I'm a ML researcher who values simple yet effective solutions to challenging problems affecting key areas of innovation. At Orbital, I am currently developing 3D atomistic foundation models for accelerated materials discovery, driving progress in critical areas like carbon capture.
I did my PhD in Machine Learning at the University of Edinburgh, where I was advised by Michael Gutmann. My research primarily focused on unsupervised machine learning in the presence of missing data, but also has broader implications to probabilistic model estimation, probabilistic inference, and tabular ML.
I also hold a MSc in Artificial Intelligence from the University of Edinburgh and a BEng in Software Engineering from the University of Southampton.
We introduce Orb-v3, a family of universal interatomic potentials, that offer near-SoTA performance across various evaluations with a >10x reduction in latency and >8x reduction in memory.
We introduce a conditional flow-matching method for missing data imputation, which matches or outperforms a wide range of existing methods on tabular and time-series data.
We show that missing data increases the complexity of the posterior distribution of the latent variables in VAEs. To mitigate the increased posterior complexity we introduce two strategies based on (i) finite and (ii) imputation-based variational-mixtures.

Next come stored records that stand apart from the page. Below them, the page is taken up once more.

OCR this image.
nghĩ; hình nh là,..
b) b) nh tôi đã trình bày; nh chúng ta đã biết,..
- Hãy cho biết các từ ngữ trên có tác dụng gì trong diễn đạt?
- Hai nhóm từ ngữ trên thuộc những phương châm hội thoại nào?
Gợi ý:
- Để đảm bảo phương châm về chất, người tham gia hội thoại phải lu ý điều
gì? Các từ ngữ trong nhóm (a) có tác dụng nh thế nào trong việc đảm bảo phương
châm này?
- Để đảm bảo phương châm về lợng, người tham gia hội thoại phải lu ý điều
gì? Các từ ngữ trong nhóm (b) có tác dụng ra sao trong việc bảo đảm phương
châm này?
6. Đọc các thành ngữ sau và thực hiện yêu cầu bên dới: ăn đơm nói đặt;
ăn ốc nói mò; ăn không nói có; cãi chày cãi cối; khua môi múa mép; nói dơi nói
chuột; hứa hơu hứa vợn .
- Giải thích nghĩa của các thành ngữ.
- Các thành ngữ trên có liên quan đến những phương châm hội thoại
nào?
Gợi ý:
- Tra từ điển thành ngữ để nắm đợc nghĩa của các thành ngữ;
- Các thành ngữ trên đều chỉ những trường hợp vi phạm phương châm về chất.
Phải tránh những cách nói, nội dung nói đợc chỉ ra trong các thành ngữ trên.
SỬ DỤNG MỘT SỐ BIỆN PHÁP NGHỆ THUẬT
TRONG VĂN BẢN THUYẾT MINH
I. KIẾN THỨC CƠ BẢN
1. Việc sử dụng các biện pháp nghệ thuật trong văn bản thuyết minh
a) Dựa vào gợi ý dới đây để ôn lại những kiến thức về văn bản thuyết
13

We link a structured latent space in VAEs, a commonly desired property, to poor conditional sampling performance of Metropolis-within-Gibbs (MWG). To mitigate the issues of MWG we introduce two original methods for conditional sampling of VAEs: AC-MWG and LAIR.
We propose a new method for statistical model estimation from incomplete data, called variational Gibbs inference (VGI). Whilst being general-pupose, the proposed method outperforms existing VAE and normalising flow specific methods.